Laisse le monde t’appeler paresseux de ne pas courir comme un fantôme effrayé. Reste simplement tranquille en toi. Ne te préoccupe pas de savoir comment les choses devraient être : commence seulement à observer, sans préjugés, sans projections, sans désirs. Observe comment la vie s’écoule d’elle-même. Rien ici n’est un chaos : c’est une harmonie. Tu es déjà à l’intérieur de ce flux.
En découvrant la vérité, l’amour naturel que l’on a pour soi s’élargit jusqu’à embrasser le monde entier. Cet Amour dissout l’ego.
Changer le monde n’est pas ta mission. Changer toi-même n’est pas ton devoir. Éveiller ta vraie nature, voilà ton opportunité.
Laisse l’esprit venir comme il veut ; toi, ne pars pas avec lui. Le plus grand vendeur du monde ne peut pas te vendre quoi que ce soit si tu n’achètes pas.
Le monde ne peut pas te retenir, car le monde n’est pas conscient. Le monde n’a ni esprit ni désirs ; il n’est que l’objectivation de l’esprit. C’est le jeu de ton propre esprit qui imagine qu’un objet — appelle-le l’esprit ou comme tu veux — pourrait te retenir. C’est l’idée que tu te fais de qui tu es qui retient ses propres projections effrayantes, comme l’esprit. Laisse tout cela et demeure comme le Soi pur, joyeux.
Comme vous lavez vos mains avant de manger, purifiez votre esprit avant de vous engager avec le monde.
La conscience est le plus grand faiseur de films du monde entier.
Le monde est plein de Bouddhas, mais ils dorment.
Si vous cherchez l’approbation des autres dans ce monde, vous ne connaîtrez pas le bonheur.

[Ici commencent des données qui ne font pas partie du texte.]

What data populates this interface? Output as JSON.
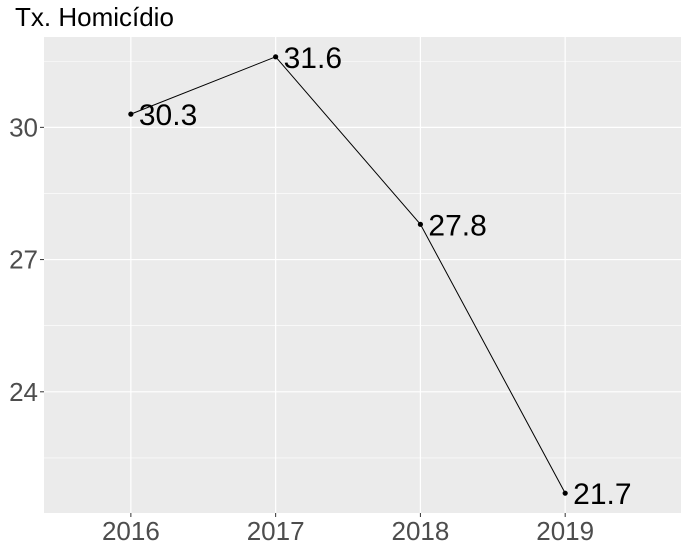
{
  "chart_data": {
    "type": "line",
    "title": "Tx. Homicídio",
    "xlabel": "",
    "ylabel": "",
    "categories": [
      "2016",
      "2017",
      "2018",
      "2019"
    ],
    "values": [
      30.3,
      31.6,
      27.8,
      21.7
    ],
    "data_labels": [
      "30.3",
      "31.6",
      "27.8",
      "21.7"
    ],
    "y_ticks": [
      24,
      27,
      30
    ],
    "y_tick_labels": [
      "24",
      "27",
      "30"
    ],
    "ylim": [
      21.25,
      32.05
    ],
    "grid": true,
    "legend": "none",
    "colors": {
      "panel": "#ebebeb",
      "grid": "#ffffff",
      "line": "#000000",
      "tick_text": "#4d4d4d"
    }
  }
}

Je ne suis ni un orateur ni un prédicateur. Je n’ai aucune mission de changer le monde. Je n’ai pas de paroles originales ni d’enseignement à offrir à qui que ce soit. Je ne fais que refléter ce que j’ai vu et entendu — des choses très ordinaires, très communes. Je n’ai aucune fascination pour les idées nouvelles et l’agitation. Tout enthousiasme pour les entreprises et les efforts du monde s’est presque éteint. Pour moi, les pensées, les paroles et les actes — les activités de la vie — ne sont que des ustensiles pour distribuer le « prasad » de l’Être.

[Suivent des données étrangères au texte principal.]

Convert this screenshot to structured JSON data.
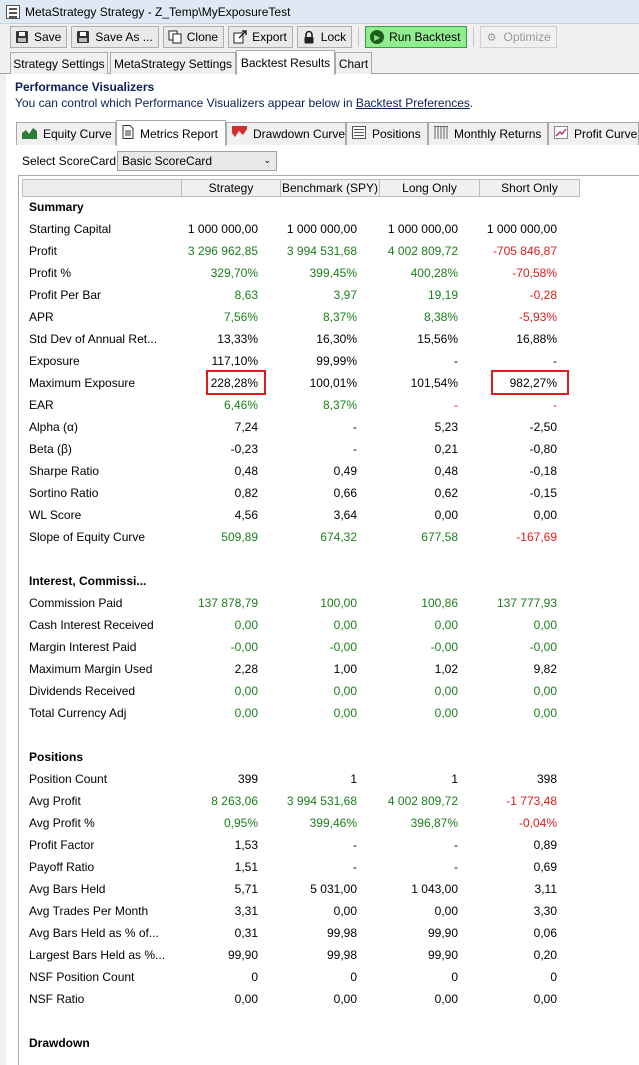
{
  "window": {
    "title": "MetaStrategy Strategy - Z_Temp\\MyExposureTest"
  },
  "toolbar": {
    "save_label": "Save",
    "save_as_label": "Save As ...",
    "clone_label": "Clone",
    "export_label": "Export",
    "lock_label": "Lock",
    "run_label": "Run Backtest",
    "optimize_label": "Optimize"
  },
  "top_tabs": {
    "strategy_settings": "Strategy Settings",
    "metastrategy_settings": "MetaStrategy Settings",
    "backtest_results": "Backtest Results",
    "chart": "Chart"
  },
  "visualizers": {
    "title": "Performance Visualizers",
    "desc_prefix": "You can control which Performance Visualizers appear below in ",
    "desc_link": "Backtest Preferences",
    "desc_suffix": ".",
    "tabs": {
      "equity": "Equity Curve",
      "metrics": "Metrics Report",
      "drawdown": "Drawdown Curve",
      "positions": "Positions",
      "monthly": "Monthly Returns",
      "profit": "Profit Curve"
    }
  },
  "scorecard": {
    "label": "Select ScoreCard:",
    "selected": "Basic ScoreCard"
  },
  "table": {
    "columns": [
      "Strategy",
      "Benchmark (SPY)",
      "Long Only",
      "Short Only"
    ],
    "summary": {
      "title": "Summary",
      "starting_capital": {
        "label": "Starting Capital",
        "values": [
          "1 000 000,00",
          "1 000 000,00",
          "1 000 000,00",
          "1 000 000,00"
        ]
      },
      "profit": {
        "label": "Profit",
        "values": [
          "3 296 962,85",
          "3 994 531,68",
          "4 002 809,72",
          "-705 846,87"
        ]
      },
      "profit_pct": {
        "label": "Profit %",
        "values": [
          "329,70%",
          "399,45%",
          "400,28%",
          "-70,58%"
        ]
      },
      "profit_per_bar": {
        "label": "Profit Per Bar",
        "values": [
          "8,63",
          "3,97",
          "19,19",
          "-0,28"
        ]
      },
      "apr": {
        "label": "APR",
        "values": [
          "7,56%",
          "8,37%",
          "8,38%",
          "-5,93%"
        ]
      },
      "std_dev": {
        "label": "Std Dev of Annual Ret...",
        "values": [
          "13,33%",
          "16,30%",
          "15,56%",
          "16,88%"
        ]
      },
      "exposure": {
        "label": "Exposure",
        "values": [
          "117,10%",
          "99,99%",
          "-",
          "-"
        ]
      },
      "max_exposure": {
        "label": "Maximum Exposure",
        "values": [
          "228,28%",
          "100,01%",
          "101,54%",
          "982,27%"
        ]
      },
      "ear": {
        "label": "EAR",
        "values": [
          "6,46%",
          "8,37%",
          "-",
          "-"
        ]
      },
      "alpha": {
        "label": "Alpha (α)",
        "values": [
          "7,24",
          "-",
          "5,23",
          "-2,50"
        ]
      },
      "beta": {
        "label": "Beta (β)",
        "values": [
          "-0,23",
          "-",
          "0,21",
          "-0,80"
        ]
      },
      "sharpe": {
        "label": "Sharpe Ratio",
        "values": [
          "0,48",
          "0,49",
          "0,48",
          "-0,18"
        ]
      },
      "sortino": {
        "label": "Sortino Ratio",
        "values": [
          "0,82",
          "0,66",
          "0,62",
          "-0,15"
        ]
      },
      "wl_score": {
        "label": "WL Score",
        "values": [
          "4,56",
          "3,64",
          "0,00",
          "0,00"
        ]
      },
      "slope": {
        "label": "Slope of Equity Curve",
        "values": [
          "509,89",
          "674,32",
          "677,58",
          "-167,69"
        ]
      }
    },
    "interest": {
      "title": "Interest, Commissi...",
      "commission_paid": {
        "label": "Commission Paid",
        "values": [
          "137 878,79",
          "100,00",
          "100,86",
          "137 777,93"
        ]
      },
      "cash_interest": {
        "label": "Cash Interest Received",
        "values": [
          "0,00",
          "0,00",
          "0,00",
          "0,00"
        ]
      },
      "margin_interest": {
        "label": "Margin Interest Paid",
        "values": [
          "-0,00",
          "-0,00",
          "-0,00",
          "-0,00"
        ]
      },
      "max_margin": {
        "label": "Maximum Margin Used",
        "values": [
          "2,28",
          "1,00",
          "1,02",
          "9,82"
        ]
      },
      "dividends": {
        "label": "Dividends Received",
        "values": [
          "0,00",
          "0,00",
          "0,00",
          "0,00"
        ]
      },
      "total_currency": {
        "label": "Total Currency Adj",
        "values": [
          "0,00",
          "0,00",
          "0,00",
          "0,00"
        ]
      }
    },
    "positions": {
      "title": "Positions",
      "position_count": {
        "label": "Position Count",
        "values": [
          "399",
          "1",
          "1",
          "398"
        ]
      },
      "avg_profit": {
        "label": "Avg Profit",
        "values": [
          "8 263,06",
          "3 994 531,68",
          "4 002 809,72",
          "-1 773,48"
        ]
      },
      "avg_profit_pct": {
        "label": "Avg Profit %",
        "values": [
          "0,95%",
          "399,46%",
          "396,87%",
          "-0,04%"
        ]
      },
      "profit_factor": {
        "label": "Profit Factor",
        "values": [
          "1,53",
          "-",
          "-",
          "0,89"
        ]
      },
      "payoff_ratio": {
        "label": "Payoff Ratio",
        "values": [
          "1,51",
          "-",
          "-",
          "0,69"
        ]
      },
      "avg_bars_held": {
        "label": "Avg Bars Held",
        "values": [
          "5,71",
          "5 031,00",
          "1 043,00",
          "3,11"
        ]
      },
      "avg_trades_month": {
        "label": "Avg Trades Per Month",
        "values": [
          "3,31",
          "0,00",
          "0,00",
          "3,30"
        ]
      },
      "avg_bars_pct": {
        "label": "Avg Bars Held as % of...",
        "values": [
          "0,31",
          "99,98",
          "99,90",
          "0,06"
        ]
      },
      "largest_bars": {
        "label": "Largest Bars Held as %...",
        "values": [
          "99,90",
          "99,98",
          "99,90",
          "0,20"
        ]
      },
      "nsf_count": {
        "label": "NSF Position Count",
        "values": [
          "0",
          "0",
          "0",
          "0"
        ]
      },
      "nsf_ratio": {
        "label": "NSF Ratio",
        "values": [
          "0,00",
          "0,00",
          "0,00",
          "0,00"
        ]
      }
    },
    "drawdown": {
      "title": "Drawdown"
    }
  }
}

Quand on est sans ego, on devient immédiatement libre de tous les jugements personnels, et l’on perçoit la vie et le monde avec des yeux et un esprit divins. Rien ne les offense, et ils demeurent toujours dans une sérénité et une paix parfaites.
Ne rappelez pas au monde qu’il est malade et tourmenté. Rappelez-lui qu’il est beau et libre.
Votre cœur est la lumière de ce monde. Ne le couvrez pas avec votre esprit.